Saulangweilig - Chronischer Langweile von Schweinen auf der Spur


Aktuelles Forschungsprojekt aus dem Bereich der BOKU-Nutztierwissenschaften

Das Wissen über das Gefühlsleben von Tieren hat in den letzten Jahrzehnten stetig zugenommen und mit ihm der Anspruch der Gesellschaft, Gefühle in der Tierwohldebatte zu berücksichtigen. Ein Gefühl, das immer wieder mit den oft kargen und monotonen Haltungsumwelten vieler landwirtschaftlich genutzter Tiere assoziiert wird, ist Langweile. Interessanterweise steht dieses so häufig geäußerte Bedenken im Widerspruch zum Mangel an Wissen über Langeweile im Tierreich. Im  FWF-finanzierten Projekt „Langeweile bei Tieren - Identifizierung von Symptomen und Konsequenzen“ wird daher der Frage nachgegangen, was Langeweile für Mastschweine bedeutet, sprich für Tiere, die in der Praxis Großteils unter kargen und monotonen Bedingungen gehalten werden – Bedingungen, die beim Menschen zu Langeweile führen. Dabei geht es nicht um kurzfristige, sondern um chronische Langeweile, die beim Menschen mit Depression, Suchtverhalten und Selbstmord einhergehen kann. Doch wie findet man heraus, ob Schweine in kargen und monotonen Bedingungen unter Langweile leiden?

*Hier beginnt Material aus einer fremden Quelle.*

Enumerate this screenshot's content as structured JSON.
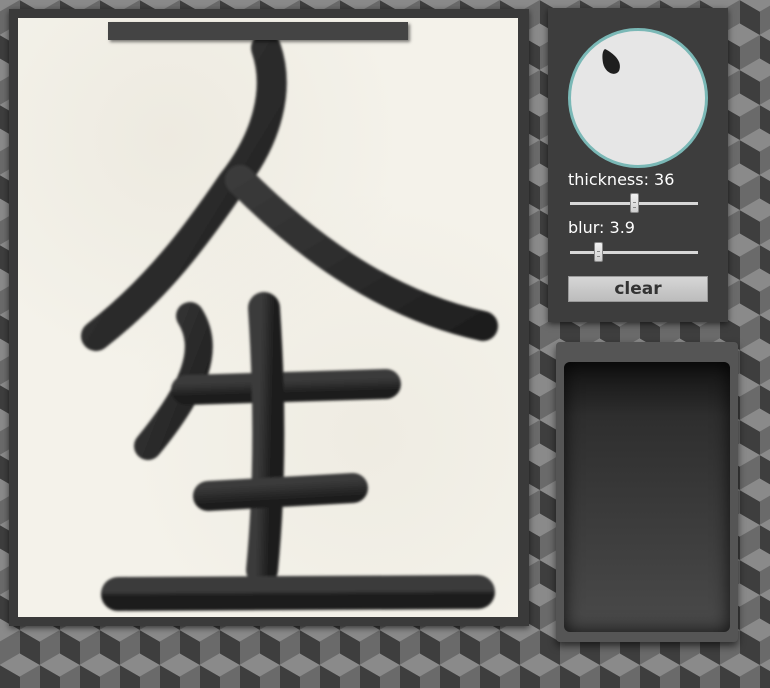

Das Projektteam hat dazu in einem Versuch  in zwei Durchgängen mit jeweils 64 Schweinen die Hälfte der Tiere in kargen Buchten mit Teilspaltenboden und die andere Hälfte als Kontrollgruppen in angereicherten Buchten mit verschiedenen Liege- und Wühlsubstraten und sich änderndem Beschäftigungsmaterial gehalten. Da aus der Humanpsychologie bekannt ist, dass bestimmte Persönlichkeits-Typen eher dazu neigen unter Langeweile zu leiden als andere, wurde zu Beginn des Versuchs mit den Ferkeln ein Persönlichkeitstest durchgeführt, um den potentiellen Einfluss der Persönlichkeit auf Langeweile-Symptome zu untersuchen. Nach zwei Dritteln des ca. fünf Monate dauernden Versuchszeitraums (Absetzen bis Schlachtung) wurden die Haltungsbedingungen für die Hälfte der Gruppen getauscht, um herauszufinden, ob Langeweile reversibel ist (Wechsel von karg zu angereichert) und ob sich der Wechsel von angereichert zu karg stärker auf die Tiere auswirkt als konstant karge Bedingungen. 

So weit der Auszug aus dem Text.